France, the United States' oldest European ally, gifted the Statue of Liberty to the U.S. in 1886. The French Navy played a crucial role in aiding American forces in their victory over the British during the Revolutionary War, and the treaty that formally ended the war for independence was signed in Paris.
That a member of the Justice Department would even suggest that the Trump administration could destroy a structure long celebrated as a symbol of democracy sparked considerable anger online.
Cheney and Gerstein's report notes that Judge Neomi Rao, who was appointed by Trump, expressed skepticism about whether the National Trust for Historic Preservation had grounds to bring the lawsuit, particularly given the administration's argument that the proposed ballroom would serve not only as an event venue but also as an important security asset.
Roth argued that the Trust's objections were primarily aesthetic and should be outweighed by the project's purported security benefits. He maintained that the public interest strongly favored construction, framing the dispute as a choice between architectural concerns and protecting the president's safety.

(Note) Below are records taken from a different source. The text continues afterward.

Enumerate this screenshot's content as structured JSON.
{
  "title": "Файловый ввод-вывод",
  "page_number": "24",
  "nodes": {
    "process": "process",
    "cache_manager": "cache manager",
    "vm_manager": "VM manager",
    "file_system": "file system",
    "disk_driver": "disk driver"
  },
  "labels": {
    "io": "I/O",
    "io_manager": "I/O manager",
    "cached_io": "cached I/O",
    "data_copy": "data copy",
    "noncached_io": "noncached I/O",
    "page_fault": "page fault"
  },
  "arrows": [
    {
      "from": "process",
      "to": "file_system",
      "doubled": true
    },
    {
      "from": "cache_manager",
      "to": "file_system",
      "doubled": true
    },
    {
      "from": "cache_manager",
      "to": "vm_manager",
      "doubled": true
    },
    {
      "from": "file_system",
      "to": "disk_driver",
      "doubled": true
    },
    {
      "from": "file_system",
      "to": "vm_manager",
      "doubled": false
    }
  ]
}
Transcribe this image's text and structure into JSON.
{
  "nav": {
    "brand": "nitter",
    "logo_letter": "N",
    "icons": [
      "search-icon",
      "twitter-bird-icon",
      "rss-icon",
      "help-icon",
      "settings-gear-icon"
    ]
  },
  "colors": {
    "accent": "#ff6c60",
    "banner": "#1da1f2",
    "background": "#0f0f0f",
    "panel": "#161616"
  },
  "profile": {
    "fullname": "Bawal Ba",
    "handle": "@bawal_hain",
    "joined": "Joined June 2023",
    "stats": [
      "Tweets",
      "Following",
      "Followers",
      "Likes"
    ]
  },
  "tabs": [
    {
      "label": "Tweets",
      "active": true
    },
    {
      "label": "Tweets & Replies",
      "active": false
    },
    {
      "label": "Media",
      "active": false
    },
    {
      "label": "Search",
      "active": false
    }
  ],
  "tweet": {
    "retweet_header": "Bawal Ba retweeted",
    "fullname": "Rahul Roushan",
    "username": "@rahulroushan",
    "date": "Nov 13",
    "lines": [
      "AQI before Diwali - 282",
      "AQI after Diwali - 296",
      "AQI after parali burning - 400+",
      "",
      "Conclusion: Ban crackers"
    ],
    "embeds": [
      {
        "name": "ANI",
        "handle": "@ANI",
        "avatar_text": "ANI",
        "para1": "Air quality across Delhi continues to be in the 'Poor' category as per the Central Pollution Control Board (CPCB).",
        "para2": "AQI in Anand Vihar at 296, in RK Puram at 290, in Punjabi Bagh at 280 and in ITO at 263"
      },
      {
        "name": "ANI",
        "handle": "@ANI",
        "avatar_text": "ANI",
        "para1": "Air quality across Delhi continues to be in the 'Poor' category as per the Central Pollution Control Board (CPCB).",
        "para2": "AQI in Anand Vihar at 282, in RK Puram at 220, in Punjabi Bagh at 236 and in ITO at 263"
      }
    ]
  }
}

Roth further argued that courts should not intervene to stop the project, either before construction began or after it was underway. He contended that even if a court determined the ballroom violated federal law, the appropriate remedy would rest with Congress rather than the judiciary.
The National Trust's lawsuit argues that the White House grounds, which are part of a federally protected national park, cannot be substantially altered without authorization from Congress. The group makes clear in its lawsuit that, like other national park properties such as Yellowstone, the site cannot be repurposed or redeveloped solely at the discretion of a presidential administration.